A considerable quantity of garbage collected from locality mushrooms in the same area instead of being transported to the designated landfills, reveals a report of a pilot project carried out by a private data solutions company to assist the Bruhat Bangalore Mahanagara Palike (BBMP) in addressing issues related to garbage at the Konena Agrahara ward.

The project outcome was submitted to a Division Bench of the Karnataka High Court comprising Justice N. Kumar and Justice B.V. Nagarathna on Tuesday during the hearing of public interest litigation (PIL) petitions on Bangalore’s garbage problems.

Navigem Data Pvt. Ltd., which did the pilot project free of cost for the BBMP as part of the company’s corporate social responsibility (CSR) after the BBMP accepted its proposal to carry out the study, pointed out in its report that garbage ‘mushrooms’ are coming up near electrical transformers and vacant sites, where the transporters are unofficially dumping portions of the garbage they are supposed to lift.

In Konena Agrahara, the report pointed out, the approximate accumulation of garbage in the form of mushrooms could be around 500 metric tonnes and these could be lying there for months or years. The report has identified at least 52 mushrooms in Konena Agrahara lying there for months and even years. The report points out that it is a huge quantum of garbage accumulation compared to daily collection of around 16 to 19 tonnes per day in the ward.

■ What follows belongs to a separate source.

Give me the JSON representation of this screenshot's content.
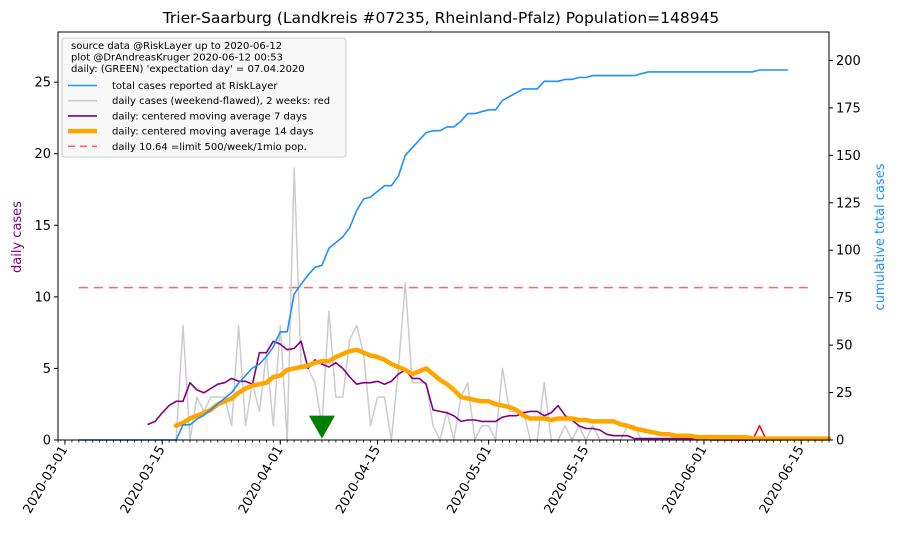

When contacted, Madhu Kongovi, chief executive officer, Navigem, told The Hindu the mushrooms have cropped up as the transporters are trying to “sweep the garbage under the carpet”, while trying to keep the official pickup and satellite points clean.

This, he said, was because they are not equipped to transport entire the quantity of collected garbage to landfills in one go.

“What we observed was that people don’t start dumping trash in vacant sites by themselves. But when they see an existing waste pileup they don’t think twice about adding to it. This is how garbage mushrooms are born. With time, these mushrooms get only bigger,” he pointed out.

Waste segregation

Mr. Kongovi, however, said that mushrooming should end once the segregation at source and waste collection from bulk generators are streamlined as it reduces nearly 50 per cent of the total garbage to be transported to landfills.

“Seventy per cent of mushrooms are on vacant sites and around transformers,” the report pointed out.

He said that a team of eight persons kept a close watch on garbage, generation, collection and transportation for about eight weeks, collected necessary data and analysed them using mathematical and statistical data analysis tools.

The report also disclosed that only 10 per cent of the ward segregates the waste and door-to-door collection is only to the extent of 58 per cent.

Suggested solutions

In its recommendations, the report stated that hoardings and posters, debris and dig-ups created by BWSSB and Bescom, debris of trees pruned by Bescom and dumping of illegal construction materials had to be regulated. It also recommended working of garbage collectors and cleaners in two shifts — 6.30 a.m. to 1 p.m., and 11 a.m. to 6 p.m. instead of the present 6.30 a.m. to 2.30 p.m.